Skeptic for Hire

The complexity and opacity of structured-investment products helped precipitate last summer’s run on liquidity.

The complexity and opacity of structured-investment products helped precipitate last summer’s run on liquidity. Reassessing how these esoteric investments are priced a year later is a bigger-than-ever priority for market professionals the world over. Enter Edeus, a Wolverhampton, U.K.–based mortgage lending specialist that says its newly launched Asset Quality Assessment Service will bring more transparency to the U.K. marketplace by allowing investors and lenders to more accurately gauge the quality of mortgage-backed asset pools. What makes Edeus’s offering unique is its scope. Whereas typical due diligence may explore as few as 15 percent of mortgage-backed assets in a debt pool, Edeus analyzes every security, using criteria like the updated credit status of borrowers and automated valuation data to predict mortgage loss rates. Its clients include investment banks, private equity firms and hedge funds.

“In this market investors are crying out for information, and our analysis is as granular as one can get,” asserts Edeus managing director Alan Cleary. Edeus was founded in 2006 as a specialist lender at a time when the mortgage business was still booming, but the abrupt shift in the climate last year pushed it to abandon its original business model in favor of credit analysis.
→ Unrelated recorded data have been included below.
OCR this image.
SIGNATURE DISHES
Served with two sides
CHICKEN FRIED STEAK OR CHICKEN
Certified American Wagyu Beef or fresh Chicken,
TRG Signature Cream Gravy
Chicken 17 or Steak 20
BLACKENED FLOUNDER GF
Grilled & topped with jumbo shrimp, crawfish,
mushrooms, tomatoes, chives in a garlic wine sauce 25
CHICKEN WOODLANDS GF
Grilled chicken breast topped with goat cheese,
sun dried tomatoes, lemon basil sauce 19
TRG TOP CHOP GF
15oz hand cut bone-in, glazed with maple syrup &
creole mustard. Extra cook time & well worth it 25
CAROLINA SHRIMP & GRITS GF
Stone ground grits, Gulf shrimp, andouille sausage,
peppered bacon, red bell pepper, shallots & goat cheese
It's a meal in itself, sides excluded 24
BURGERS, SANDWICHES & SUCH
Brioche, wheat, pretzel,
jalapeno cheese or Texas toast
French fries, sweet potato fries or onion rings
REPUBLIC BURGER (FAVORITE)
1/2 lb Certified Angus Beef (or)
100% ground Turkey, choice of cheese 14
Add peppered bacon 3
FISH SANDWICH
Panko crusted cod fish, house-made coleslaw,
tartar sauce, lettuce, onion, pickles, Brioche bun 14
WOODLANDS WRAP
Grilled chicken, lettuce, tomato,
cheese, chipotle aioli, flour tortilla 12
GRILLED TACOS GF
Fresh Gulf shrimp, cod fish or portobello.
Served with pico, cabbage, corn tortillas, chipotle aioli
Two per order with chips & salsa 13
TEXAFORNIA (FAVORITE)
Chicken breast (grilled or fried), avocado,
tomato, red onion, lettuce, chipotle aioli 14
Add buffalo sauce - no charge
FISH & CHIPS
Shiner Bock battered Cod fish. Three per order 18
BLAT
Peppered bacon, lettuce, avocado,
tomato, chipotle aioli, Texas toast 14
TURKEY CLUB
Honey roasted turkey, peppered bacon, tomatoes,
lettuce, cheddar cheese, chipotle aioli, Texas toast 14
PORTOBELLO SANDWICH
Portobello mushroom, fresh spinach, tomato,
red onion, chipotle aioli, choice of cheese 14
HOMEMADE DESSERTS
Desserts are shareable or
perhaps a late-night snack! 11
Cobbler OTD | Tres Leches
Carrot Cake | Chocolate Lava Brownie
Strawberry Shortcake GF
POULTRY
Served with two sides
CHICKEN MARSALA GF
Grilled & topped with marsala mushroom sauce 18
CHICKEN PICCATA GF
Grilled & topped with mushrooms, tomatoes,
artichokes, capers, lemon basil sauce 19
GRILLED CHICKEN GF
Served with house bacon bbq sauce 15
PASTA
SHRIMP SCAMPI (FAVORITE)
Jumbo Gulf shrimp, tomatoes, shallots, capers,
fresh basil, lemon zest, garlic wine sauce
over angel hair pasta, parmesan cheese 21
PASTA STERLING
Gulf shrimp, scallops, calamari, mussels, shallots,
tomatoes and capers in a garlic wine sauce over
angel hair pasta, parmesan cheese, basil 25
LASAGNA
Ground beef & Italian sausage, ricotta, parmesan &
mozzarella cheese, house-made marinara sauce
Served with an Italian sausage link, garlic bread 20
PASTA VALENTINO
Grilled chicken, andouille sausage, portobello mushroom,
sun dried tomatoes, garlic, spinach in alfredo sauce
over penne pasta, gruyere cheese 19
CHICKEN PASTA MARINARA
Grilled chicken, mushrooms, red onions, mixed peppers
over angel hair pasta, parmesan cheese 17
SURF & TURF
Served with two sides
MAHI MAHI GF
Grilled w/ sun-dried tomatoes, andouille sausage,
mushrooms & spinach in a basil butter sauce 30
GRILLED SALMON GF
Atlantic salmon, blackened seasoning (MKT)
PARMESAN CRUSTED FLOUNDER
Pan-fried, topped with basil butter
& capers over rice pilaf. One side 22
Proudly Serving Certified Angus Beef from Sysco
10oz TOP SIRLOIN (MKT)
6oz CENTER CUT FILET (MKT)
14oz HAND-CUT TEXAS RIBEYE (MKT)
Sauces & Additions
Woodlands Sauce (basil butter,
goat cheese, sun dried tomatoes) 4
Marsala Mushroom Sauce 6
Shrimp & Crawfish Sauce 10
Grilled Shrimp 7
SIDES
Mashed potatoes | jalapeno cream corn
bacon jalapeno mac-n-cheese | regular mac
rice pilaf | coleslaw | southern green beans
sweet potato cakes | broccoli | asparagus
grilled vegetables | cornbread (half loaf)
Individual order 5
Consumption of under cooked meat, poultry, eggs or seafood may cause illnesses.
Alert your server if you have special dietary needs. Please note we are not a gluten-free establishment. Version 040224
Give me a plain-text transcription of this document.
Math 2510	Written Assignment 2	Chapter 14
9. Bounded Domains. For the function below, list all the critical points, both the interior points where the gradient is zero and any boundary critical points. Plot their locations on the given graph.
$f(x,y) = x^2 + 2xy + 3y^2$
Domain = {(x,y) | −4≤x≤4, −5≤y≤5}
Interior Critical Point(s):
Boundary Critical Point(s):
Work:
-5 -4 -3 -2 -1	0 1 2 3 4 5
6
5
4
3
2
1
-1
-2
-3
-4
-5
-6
Having a process in place that can help demystify mortgage-backed products is a step in the right direction, says Steve Wallace, associate director of industry relations for Europe, the Middle East and Africa at the Amherst, Massachusetts–based Chartered Alternative Investment Analyst Association. “If you can start to get a better feel for how things are priced and what’s behind it, you’re in a much better position as an investor, particularly should things begin to go wrong.”
Might things have been different had these kinds of initiatives been tried before the current bust? “It’s very easy to sit here and say it didn’t seem all that risky,” Wallace notes. “But with every crisis there’s always been some important lesson learned as a result of what’s happened. And this time it’s the whole notion of transparency and price clarity — the idea of being able to assign a value to something.”